Like I said, searching for oil and gas is a risky business, and the terms “risk” and “uncertainty” are part of every explorer’s vocabulary. How best to manage them?

First off, you have to decide what you mean by the two terms. Of course, much intellectual horsepower has been expended on doing – or trying to do – exactly this, because there is nothing new in either risk or uncertainty. But let’s not overcomplicate it…

One useful definition of risk is that it is the chance of failure, where failure is drilling a dry hole leading to no oil or gas – or none that can be recovered from the reservoir and delivered up the wellbore to the surface, at any rate.

If you do find some, uncertainty is a description of what you are not sure of in terms of the volumes you’ve discovered down there, the volumes you can recover and sell up here, and the difficulty you may or may not have in recovering them. (You probably won’t have too much problem in selling oil, but if you’ve got gas it might be a bit harder because you need a market, and you’ve got to get the gas to that market – gas is somewhat harder to transport than oil.)

But oil is a business, and oil and gas companies need to make money. So you will note a few obvious points:

1. It’s not enough just to discover oil or gas. You got to discover enough of it to make a commercial project, to pay for all the wells and production facilities, and all the ongoing costs of production. So, risk includes not only the geological issues (such as ‘has oil been generated? Is there a nice trap it can sit in? Rock to store and release it into the wellbore?’) but also commercial issues such as outgoing costs and product prices. And wells are not cheap to drill – you will need to spend quite lot of money just to answer the question, ‘is there a commercial quantity of hydrocarbon?’ So, risk also includes penalty – the cost of failure.

2. Commercial issues also impact the uncertainty. In most cases (but not all, by any means) the uncertainty is due to the fact that the volume estimates are based on imprecise – often very murky – geological data. Oil companies faced with a difficult development decision often choose to get more of it: a new well to see if they can resolve the big issues, more surveys, yet another expert study. They sometimes do this just to delay making the big decision, without regard to the value of the information they are paying good money to get.

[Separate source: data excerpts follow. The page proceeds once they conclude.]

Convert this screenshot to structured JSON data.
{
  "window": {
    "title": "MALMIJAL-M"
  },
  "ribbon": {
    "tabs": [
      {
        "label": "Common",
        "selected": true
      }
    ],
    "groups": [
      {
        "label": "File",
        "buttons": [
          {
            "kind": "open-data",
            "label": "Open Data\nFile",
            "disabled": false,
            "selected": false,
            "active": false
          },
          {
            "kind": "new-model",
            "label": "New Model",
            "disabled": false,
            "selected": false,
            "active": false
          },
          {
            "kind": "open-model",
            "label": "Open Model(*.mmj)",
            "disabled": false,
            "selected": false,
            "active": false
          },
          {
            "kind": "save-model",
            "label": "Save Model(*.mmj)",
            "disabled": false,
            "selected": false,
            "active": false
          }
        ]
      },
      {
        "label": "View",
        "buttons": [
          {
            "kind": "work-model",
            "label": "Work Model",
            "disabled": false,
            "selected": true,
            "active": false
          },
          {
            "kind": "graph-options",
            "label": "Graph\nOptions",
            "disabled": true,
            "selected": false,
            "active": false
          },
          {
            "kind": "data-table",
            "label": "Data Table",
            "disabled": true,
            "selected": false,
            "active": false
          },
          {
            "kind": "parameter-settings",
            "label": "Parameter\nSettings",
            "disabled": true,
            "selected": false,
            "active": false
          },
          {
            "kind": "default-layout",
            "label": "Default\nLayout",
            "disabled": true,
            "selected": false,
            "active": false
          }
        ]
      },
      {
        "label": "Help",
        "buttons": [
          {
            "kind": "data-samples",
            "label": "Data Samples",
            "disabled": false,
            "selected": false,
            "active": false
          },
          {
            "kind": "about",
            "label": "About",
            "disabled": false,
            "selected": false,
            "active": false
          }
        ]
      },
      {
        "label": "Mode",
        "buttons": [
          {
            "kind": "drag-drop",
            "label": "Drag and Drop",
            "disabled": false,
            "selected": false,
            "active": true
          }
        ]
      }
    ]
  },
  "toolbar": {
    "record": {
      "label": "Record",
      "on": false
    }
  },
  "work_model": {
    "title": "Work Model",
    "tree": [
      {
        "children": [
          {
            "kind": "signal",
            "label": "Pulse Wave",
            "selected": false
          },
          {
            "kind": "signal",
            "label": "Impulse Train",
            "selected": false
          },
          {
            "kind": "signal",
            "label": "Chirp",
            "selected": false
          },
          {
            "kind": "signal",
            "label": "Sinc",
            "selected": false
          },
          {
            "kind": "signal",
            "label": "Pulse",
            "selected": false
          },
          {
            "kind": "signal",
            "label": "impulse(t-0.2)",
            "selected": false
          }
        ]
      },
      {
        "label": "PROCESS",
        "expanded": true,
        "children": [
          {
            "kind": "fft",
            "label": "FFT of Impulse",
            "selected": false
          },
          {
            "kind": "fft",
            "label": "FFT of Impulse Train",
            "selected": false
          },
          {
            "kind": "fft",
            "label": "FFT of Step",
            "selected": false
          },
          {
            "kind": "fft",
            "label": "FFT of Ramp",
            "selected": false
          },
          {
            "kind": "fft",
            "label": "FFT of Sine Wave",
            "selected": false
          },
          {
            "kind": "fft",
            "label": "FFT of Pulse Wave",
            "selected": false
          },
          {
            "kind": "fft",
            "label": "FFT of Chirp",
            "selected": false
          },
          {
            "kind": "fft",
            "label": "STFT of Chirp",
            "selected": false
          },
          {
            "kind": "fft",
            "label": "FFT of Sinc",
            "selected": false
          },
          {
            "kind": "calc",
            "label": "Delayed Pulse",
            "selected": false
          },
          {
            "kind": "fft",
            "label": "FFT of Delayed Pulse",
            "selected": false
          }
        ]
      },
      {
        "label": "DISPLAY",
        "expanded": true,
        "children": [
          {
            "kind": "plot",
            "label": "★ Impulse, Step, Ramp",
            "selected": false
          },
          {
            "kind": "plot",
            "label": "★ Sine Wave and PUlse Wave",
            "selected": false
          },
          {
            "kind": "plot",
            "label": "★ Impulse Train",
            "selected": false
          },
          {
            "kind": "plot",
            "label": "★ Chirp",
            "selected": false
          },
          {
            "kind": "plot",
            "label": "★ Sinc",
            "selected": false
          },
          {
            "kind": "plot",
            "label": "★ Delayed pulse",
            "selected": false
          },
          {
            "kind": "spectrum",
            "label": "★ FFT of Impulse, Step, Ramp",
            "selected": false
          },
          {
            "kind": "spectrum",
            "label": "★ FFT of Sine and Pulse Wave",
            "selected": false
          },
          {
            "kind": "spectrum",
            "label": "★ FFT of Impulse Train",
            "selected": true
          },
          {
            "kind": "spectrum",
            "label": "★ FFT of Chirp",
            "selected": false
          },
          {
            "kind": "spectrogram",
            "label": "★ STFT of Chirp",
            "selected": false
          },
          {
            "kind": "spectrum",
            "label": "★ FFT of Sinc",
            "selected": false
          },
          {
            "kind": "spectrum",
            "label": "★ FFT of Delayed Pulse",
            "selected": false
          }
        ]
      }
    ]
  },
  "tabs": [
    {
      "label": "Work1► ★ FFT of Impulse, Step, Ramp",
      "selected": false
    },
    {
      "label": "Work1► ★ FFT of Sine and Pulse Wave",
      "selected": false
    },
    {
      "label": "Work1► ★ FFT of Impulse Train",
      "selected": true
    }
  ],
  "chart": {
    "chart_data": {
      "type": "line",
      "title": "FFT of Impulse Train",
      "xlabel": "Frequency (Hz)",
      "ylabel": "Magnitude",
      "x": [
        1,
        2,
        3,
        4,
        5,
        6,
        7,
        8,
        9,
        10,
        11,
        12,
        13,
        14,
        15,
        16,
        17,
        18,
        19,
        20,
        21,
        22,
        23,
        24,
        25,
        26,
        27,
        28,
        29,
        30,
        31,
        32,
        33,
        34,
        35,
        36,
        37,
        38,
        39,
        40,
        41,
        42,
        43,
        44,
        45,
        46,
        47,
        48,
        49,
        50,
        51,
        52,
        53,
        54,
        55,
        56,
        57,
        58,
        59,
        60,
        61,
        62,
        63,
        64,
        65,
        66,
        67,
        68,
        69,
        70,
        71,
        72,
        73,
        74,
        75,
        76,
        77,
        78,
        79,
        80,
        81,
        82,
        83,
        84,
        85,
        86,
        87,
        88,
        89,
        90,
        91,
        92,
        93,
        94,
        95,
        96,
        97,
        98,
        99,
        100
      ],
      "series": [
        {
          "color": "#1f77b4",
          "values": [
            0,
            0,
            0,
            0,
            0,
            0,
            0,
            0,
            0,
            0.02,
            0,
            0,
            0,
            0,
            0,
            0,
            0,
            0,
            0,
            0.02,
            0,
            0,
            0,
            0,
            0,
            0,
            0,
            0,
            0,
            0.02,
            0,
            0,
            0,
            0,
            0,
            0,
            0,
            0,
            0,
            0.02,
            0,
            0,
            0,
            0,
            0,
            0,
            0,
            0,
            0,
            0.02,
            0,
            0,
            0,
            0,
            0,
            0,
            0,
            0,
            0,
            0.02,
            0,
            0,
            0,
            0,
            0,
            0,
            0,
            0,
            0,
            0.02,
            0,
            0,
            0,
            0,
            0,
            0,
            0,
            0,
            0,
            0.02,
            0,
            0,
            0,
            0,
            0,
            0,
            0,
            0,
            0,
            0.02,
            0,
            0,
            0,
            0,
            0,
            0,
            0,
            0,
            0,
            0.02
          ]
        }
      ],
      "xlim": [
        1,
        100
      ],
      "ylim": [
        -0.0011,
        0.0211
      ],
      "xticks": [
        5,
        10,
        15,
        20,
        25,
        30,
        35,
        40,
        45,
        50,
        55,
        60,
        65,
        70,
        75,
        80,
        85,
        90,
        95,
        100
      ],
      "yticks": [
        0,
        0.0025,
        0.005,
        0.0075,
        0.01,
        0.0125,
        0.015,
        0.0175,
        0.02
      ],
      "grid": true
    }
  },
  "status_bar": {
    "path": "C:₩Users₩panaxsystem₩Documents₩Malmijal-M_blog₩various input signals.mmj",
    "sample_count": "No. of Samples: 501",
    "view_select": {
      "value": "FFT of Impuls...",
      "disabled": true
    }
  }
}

But even if they’ve done a pretty good job of working out the amount that’s in the reservoir (the geological question) they still have to work out how much they can get out, which is engineering. Any engineer will tell you that if you spend more money you can get more out, and more quickly. More wells to produce it, more water injected to keep the pressures up, more interventions (like fraccing shale gas wells) to increase the production and drain more of the reservoir. But all of these come at a cost, and are subject to the laws of diminishing returns. How far do you go? It’s a question of money.

In short it’s not that simple, and it’s definitely multi-disciplinary. Geophysics, geology, petrophysics, reservoir engineering, production engineering, economics, business strategy – they are all involved.

So, if you want to want to mitigate the effects of risk and uncertainty the first requirement is to make sure all these people are involved. Maybe not all at once and all together, but definitely all of them at some point, and some of them at all points. Peer group reviews are common in the industry, but not universal, and often restricted in disciplines. They really work when properly run.

The second requirement is technical honesty. Everyone knows that bias affects everything we do, and one extremely common bias is to skew the interpretation of data towards a desired outcome.

But nature is uncompromising, and if you start to try to mould it to your hopes you are in deep trouble – it won’t play along. You have to make every effort to avoid fooling yourself; and another advantage of peer group sessions is that it allows others to note and correct your bias.